Imagine a horde of ghostly hunters, sounding their horns as they ride through the countryside at night on black horses (and sometimes black stags) behind black dogs with eerie, glowing eyes. Such a ghostly experience is common to European folklore, but especially in the most northerly countries. It is called the Wild Hunt, and Dan McCoy has posted an excellent brief summary of the legend.

As McCoy explains, the Wild Hunt (also called Odin’s Hunt, Odin’s Army, the Terrifying Ride, etc.) is usually said to take place in midwinter, the coldest and darkest part of the year. Those who came upon it by accident were caught up in the ghostly procession. Others, witches and such, might join in voluntarily in a kind of astral projection.

The leader of the Hunt is variously named and variously described, but the Hunt is most often associated with the god Odin or Wotan in Germanic lands.

What is the meaning of the Hunt? As McCoy explains, it has strong ties to death and the cult of the dead:

In the body of lore surrounding the Wild Hunt, we find a number of themes that connect it powerfully with the dead and the underworld. For one thing, there’s the ghostly character of the hunters or warriors themselves. Dogs and horses, animals that were closely associated with death (amongst a great many other things), were almost invariably present. In some accounts of the Hunt, the riders can hardly, if at all, be distinguished from land spirits, who were themselves often conflated with the dead, as if the two were thought of as being in some sense one and the same.
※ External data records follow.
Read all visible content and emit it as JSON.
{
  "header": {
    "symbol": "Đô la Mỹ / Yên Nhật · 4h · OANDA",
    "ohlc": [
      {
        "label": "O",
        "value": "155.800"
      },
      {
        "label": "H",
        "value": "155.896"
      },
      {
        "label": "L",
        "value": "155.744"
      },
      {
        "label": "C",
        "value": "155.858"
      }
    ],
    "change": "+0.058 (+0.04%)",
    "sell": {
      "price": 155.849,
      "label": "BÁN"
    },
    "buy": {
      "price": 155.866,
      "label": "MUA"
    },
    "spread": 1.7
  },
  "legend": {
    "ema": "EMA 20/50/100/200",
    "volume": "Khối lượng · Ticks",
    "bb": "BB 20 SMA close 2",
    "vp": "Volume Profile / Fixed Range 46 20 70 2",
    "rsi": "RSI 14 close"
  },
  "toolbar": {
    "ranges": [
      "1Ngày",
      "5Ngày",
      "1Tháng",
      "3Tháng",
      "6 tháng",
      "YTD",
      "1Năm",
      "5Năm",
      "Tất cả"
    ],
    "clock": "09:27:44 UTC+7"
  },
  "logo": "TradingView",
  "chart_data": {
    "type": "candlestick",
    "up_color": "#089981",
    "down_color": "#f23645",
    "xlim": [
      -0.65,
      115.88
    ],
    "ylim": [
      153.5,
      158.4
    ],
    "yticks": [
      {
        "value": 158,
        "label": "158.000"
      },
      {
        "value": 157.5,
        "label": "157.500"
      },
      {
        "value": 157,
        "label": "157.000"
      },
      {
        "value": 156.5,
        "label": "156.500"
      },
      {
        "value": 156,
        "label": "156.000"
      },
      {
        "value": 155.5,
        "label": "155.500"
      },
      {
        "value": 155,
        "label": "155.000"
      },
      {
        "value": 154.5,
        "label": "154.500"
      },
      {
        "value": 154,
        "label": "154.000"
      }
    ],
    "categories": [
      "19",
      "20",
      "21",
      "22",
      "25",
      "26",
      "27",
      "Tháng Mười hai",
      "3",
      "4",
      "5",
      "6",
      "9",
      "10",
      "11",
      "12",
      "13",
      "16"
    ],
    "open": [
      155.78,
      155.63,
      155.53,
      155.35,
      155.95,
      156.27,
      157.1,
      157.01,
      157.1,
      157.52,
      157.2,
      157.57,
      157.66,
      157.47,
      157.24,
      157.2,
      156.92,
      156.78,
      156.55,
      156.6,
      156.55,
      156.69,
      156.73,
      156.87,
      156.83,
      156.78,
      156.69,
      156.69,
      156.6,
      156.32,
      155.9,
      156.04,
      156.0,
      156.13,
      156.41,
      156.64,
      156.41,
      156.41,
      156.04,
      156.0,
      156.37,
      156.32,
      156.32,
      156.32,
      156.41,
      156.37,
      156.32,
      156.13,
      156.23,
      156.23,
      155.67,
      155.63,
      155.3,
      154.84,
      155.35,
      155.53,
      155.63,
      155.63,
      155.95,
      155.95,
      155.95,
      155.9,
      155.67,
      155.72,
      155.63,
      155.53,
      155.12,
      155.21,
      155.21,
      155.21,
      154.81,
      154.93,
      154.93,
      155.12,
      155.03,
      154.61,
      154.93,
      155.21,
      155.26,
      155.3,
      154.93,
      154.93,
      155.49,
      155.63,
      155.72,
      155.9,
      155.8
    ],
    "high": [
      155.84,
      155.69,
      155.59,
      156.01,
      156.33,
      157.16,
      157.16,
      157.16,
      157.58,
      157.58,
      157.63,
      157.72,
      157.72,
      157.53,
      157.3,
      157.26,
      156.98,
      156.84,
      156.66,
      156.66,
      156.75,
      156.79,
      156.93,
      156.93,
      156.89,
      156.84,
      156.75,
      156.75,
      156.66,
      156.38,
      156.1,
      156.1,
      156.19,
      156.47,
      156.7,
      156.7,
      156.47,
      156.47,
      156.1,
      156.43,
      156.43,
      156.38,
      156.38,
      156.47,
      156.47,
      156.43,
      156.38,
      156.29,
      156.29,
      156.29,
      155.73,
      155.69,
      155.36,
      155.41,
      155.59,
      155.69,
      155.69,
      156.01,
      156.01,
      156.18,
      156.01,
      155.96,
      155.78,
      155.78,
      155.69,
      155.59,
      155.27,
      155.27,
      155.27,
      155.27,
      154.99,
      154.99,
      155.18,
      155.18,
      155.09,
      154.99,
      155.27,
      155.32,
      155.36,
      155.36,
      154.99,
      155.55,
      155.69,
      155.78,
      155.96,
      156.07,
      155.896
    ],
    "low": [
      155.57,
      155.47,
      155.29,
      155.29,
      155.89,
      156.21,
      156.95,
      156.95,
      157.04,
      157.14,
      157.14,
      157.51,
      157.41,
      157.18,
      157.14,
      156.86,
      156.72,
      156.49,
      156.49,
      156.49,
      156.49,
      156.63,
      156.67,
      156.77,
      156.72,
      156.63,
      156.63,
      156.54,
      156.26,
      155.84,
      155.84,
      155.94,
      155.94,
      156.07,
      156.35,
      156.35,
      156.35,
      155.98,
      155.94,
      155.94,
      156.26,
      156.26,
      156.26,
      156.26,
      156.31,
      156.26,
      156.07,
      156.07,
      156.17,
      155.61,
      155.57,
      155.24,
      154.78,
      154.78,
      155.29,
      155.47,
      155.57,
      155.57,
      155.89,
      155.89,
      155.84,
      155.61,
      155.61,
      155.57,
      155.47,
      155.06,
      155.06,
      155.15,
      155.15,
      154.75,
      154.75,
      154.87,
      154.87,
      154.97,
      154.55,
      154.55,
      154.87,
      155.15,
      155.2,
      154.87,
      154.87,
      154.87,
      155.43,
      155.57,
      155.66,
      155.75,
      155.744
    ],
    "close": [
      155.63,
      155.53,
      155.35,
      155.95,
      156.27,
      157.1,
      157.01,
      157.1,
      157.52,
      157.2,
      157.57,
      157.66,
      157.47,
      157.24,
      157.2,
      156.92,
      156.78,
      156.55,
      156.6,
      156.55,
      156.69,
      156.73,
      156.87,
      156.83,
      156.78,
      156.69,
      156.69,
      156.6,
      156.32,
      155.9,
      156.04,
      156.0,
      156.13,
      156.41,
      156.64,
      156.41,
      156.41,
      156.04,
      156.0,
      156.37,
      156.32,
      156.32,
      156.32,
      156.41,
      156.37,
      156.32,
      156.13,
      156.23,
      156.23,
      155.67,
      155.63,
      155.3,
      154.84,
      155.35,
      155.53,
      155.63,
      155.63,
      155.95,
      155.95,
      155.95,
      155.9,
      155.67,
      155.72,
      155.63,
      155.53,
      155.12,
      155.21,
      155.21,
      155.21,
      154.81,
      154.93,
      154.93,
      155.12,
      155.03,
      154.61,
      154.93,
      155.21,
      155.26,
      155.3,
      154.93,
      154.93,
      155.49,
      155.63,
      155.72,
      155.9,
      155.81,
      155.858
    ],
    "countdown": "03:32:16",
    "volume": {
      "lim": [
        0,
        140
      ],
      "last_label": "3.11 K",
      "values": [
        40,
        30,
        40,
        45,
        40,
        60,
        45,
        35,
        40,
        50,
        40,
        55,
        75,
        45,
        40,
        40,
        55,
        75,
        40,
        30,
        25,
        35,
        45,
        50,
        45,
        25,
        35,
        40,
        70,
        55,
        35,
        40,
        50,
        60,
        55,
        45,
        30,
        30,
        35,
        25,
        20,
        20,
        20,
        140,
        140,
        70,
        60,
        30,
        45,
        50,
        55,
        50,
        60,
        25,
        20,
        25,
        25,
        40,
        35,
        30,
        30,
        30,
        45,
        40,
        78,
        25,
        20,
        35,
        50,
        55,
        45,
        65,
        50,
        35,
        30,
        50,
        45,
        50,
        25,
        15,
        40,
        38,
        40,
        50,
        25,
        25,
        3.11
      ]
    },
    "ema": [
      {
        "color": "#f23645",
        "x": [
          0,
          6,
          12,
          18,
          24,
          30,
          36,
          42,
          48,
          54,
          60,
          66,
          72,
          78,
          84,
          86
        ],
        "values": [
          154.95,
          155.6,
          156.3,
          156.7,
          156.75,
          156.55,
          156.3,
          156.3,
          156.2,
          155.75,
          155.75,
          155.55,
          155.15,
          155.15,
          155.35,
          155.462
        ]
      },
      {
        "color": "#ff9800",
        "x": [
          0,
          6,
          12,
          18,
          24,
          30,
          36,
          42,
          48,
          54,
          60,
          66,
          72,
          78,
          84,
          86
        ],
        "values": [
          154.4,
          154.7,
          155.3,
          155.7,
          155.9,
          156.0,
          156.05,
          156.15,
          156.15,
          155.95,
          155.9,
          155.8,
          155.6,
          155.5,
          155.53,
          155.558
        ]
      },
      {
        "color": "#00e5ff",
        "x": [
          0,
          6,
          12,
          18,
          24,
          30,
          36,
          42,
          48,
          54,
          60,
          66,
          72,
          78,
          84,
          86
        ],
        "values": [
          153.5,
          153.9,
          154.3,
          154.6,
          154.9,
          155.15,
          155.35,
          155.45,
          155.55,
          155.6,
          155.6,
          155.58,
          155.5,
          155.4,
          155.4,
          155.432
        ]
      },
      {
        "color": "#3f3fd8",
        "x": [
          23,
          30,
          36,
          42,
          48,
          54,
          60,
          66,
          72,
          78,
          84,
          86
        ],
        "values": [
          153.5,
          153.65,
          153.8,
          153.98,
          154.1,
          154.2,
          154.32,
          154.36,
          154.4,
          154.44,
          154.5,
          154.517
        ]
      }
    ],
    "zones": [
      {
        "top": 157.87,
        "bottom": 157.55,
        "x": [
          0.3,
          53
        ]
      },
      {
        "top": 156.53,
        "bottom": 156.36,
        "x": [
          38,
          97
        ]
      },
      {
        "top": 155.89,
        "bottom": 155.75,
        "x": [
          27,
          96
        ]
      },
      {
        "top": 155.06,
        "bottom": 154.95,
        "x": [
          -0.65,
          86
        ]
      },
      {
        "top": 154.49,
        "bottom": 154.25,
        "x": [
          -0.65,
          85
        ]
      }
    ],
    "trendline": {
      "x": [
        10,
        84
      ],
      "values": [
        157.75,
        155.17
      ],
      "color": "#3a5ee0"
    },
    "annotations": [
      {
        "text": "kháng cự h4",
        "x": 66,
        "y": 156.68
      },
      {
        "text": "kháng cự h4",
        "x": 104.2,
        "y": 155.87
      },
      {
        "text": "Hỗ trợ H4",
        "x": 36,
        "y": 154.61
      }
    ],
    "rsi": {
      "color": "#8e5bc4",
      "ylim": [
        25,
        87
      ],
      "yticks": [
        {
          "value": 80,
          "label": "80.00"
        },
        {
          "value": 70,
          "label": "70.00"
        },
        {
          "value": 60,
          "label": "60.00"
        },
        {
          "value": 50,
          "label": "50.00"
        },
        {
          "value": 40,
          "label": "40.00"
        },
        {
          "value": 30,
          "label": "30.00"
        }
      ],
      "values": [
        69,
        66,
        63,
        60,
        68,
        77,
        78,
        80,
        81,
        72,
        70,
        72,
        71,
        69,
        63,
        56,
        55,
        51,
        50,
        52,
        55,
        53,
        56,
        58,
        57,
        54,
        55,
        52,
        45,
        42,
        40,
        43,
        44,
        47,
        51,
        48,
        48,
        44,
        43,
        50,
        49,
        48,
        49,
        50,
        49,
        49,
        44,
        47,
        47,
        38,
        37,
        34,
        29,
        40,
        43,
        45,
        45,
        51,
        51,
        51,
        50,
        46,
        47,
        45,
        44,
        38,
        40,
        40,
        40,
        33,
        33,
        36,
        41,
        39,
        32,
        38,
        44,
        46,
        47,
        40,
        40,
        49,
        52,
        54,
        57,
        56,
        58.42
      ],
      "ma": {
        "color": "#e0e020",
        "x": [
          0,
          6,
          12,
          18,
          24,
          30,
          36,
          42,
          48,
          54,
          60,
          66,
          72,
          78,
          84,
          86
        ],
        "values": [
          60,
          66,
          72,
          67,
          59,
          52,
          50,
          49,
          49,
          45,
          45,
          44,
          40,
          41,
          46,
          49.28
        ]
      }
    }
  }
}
Finally, for the ancient Germanic peoples, the worlds of the living and the dead were especially permeable during midwinter, which goes a long way toward explaining why this troop of apparitions haunted the land during that particular part of the year. In the words of Claude Lecouteux, “[T]he Wild Hunt fell into the vast complex of ancestor worship, the cult of the dead, who are the go-betweens between men and the gods.”

It was as if the very elements of midwinter – the menacing cold, the almost unrelenting darkness, the eerie, desolate silence broken only by the baying winds and galloping storms – manifested the restless dead, and the ancient northern Europeans, whose ways of life and worldviews predisposed them to sense the spiritual qualities in the world around them, recorded the sometimes terrifying fruits of such an engagement with the more-than-human world in their accounts of the Wild Hunt.